The simple control scheme pairs well with the physics-heavy gameplay. Some slippery surfaces feel illogical given that many vehicles are hovercars, but that inconsistency fits the game’s tongue-in-cheek tone. The drivers themselves—cartoon animals and robotic oddities—are packed with instant personality. Try firing without a weapon equipped and they’ll taunt each other in amusing alien gibberish instead.
Despite the constant violence, Obliteracers is oddly disarming. Even when tempers flare, it’s hard to stay genuinely angry at a game filled with expressive characters and upbeat music. It’s like a kitten attacking your feet: mildly painful, but clearly playful. That’s simply its nature, and by playing along, you accept the terms.

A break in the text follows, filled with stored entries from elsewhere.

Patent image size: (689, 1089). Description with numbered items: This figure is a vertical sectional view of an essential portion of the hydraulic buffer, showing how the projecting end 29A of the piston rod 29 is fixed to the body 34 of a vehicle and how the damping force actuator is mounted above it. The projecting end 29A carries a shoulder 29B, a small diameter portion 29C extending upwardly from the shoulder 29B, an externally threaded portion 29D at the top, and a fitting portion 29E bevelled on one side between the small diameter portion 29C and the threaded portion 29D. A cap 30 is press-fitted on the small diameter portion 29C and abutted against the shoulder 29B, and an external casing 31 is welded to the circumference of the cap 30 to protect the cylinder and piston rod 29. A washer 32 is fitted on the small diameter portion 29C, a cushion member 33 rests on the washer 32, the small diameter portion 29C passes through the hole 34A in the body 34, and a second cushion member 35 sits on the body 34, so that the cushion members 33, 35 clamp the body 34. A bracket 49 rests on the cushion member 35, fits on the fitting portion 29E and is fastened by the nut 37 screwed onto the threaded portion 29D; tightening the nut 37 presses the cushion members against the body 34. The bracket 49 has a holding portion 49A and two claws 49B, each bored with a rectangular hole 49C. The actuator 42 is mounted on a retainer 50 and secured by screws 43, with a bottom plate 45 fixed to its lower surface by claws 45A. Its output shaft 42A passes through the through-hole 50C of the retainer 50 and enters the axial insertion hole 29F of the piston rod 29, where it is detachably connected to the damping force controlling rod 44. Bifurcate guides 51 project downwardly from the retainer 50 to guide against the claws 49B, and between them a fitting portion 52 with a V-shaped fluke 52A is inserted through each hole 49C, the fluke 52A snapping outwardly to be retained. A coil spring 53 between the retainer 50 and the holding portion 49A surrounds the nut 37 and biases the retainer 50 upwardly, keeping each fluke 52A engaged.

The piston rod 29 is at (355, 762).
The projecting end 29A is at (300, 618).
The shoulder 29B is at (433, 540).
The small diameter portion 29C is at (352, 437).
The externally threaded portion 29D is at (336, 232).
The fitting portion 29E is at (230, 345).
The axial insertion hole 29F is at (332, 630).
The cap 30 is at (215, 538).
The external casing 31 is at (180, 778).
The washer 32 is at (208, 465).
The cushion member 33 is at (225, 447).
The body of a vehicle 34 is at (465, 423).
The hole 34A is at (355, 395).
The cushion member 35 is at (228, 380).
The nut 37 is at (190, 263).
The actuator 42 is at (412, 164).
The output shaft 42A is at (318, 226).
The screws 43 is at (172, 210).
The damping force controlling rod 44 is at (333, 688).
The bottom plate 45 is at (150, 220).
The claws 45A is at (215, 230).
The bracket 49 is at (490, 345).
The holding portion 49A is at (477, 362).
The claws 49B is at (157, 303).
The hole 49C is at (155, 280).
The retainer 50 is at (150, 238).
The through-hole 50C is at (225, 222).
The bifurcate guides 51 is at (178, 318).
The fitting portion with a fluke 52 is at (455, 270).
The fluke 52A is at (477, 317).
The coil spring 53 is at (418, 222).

All you can really do is “be better,” to borrow a phrase from Kratos. The game evokes the arcade mentality of the 1980s, when good games were played repeatedly because new ones were hard to come by. That Obliteracers still finds its way into our rotation amid a constant flood of new releases is a testament to its infectious, good-natured fun.
It’s frustrating to realize that had I judged Obliteracers solely by its campaign, I might have given it the same lukewarm two-star rating as similar titles. Instead, it earns three-and-a-half stars for multiplayer brilliance and two fading stars for single-player mediocrity. I round it down to three, because the joy of multiplayer far outweighs the shortcomings elsewhere. Math doesn’t always apply to video game criticism—just as physics rarely make sense in Obliteracers—and that, too, is part of its playful charm.